What is the difference between being friends WITH everyone and being a friend TO everyone? This question has been on my mind for the past week, and I want to share with you what I have discovered.
Last semester, I really struggled with making friends. For the first time in my life, I felt shy in a way. I didn't think anyone would want to be my friend and so I was scared to reach out to others. At the beginning of April, I had one particular friend who confided in me. We were quite close and I even told him about the struggles I was having socially. He completely understood what I was saying! We were able to talk about friendship and how it's nice to have people you can rely on. I left that conversation happy knowing that I had such a good friend in him. Unfortunately, that was the last real conversation that we had. I'd invite him to hang out and he would never respond. I'd see him around and he would avoid eye contact. HOW RUDE?! That's what I would scream in my head whenever I saw him.
That little anecdote is practically the epitome of how I felt my social life was going. Friends not acting like friends. Or losing contact with people who I thought cared about me as much as I cared for them. The whole semester was spent thinking about how people were treating ME. How nobody wanted to be friends with ME. What was wrong with ME? I'll tell you what was wrong with me... I was too focused on myself. I wanted to be friends with all these different people. I wanted people to care about me and like me. But all that time that was spent worrying about myself was time wasted. Just because I wasn't friends WITH everyone, doesn't mean that I couldn't have been a friend TO everyone.

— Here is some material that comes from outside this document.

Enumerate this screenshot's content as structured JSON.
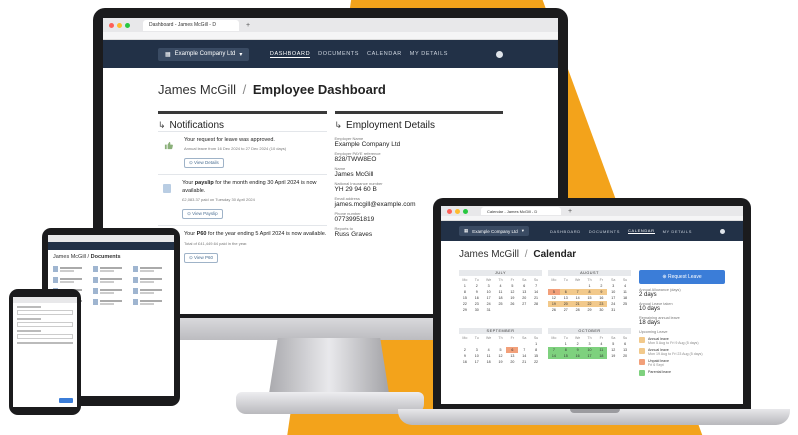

Being kind to someone takes very little effort. Letting someone know that you are there for them takes very little effort. You don't have to agree with someone's political, religious, or philosophical views in order to appreciate them as a person. You don't need to share the same interests or listen to the same music in order to care about or treat someone with respect and love. A person doesn't even have to like you for you to be a friend to them. We each have the ability to reach out and be a friend to all those with whom we interact. We each have the power to have a positive impact on those that surround us. So what is stopping us?
My insecurities were stopping me, but then I stopped and realized that it shouldn't have been about me. Friendship is not about what other people can do for us; it's about what we can do for other people. Whenever you feel unwanted or unneeded, STOP IT! You are wanted and YOU ARE NEEDED, because your friendship could make a huge difference. This is something that I am really striving to work on because I am by no means great at it. Despite my lack of perfection in this area, I feel comfortable in saying that I am happier when applying this concept. Some questions that I've found helpful are:
1) Who can I be a friend to?
2) How can I be a friend to them?
3) Who haven't I been a friend to?
4) Why haven't I been a friend to them?
5) What can I do to start treating them like a friend?
If you find yourself in a social rut like I was, try changing your perspective. It has made all the difference in my life, and I couldn't be more grateful.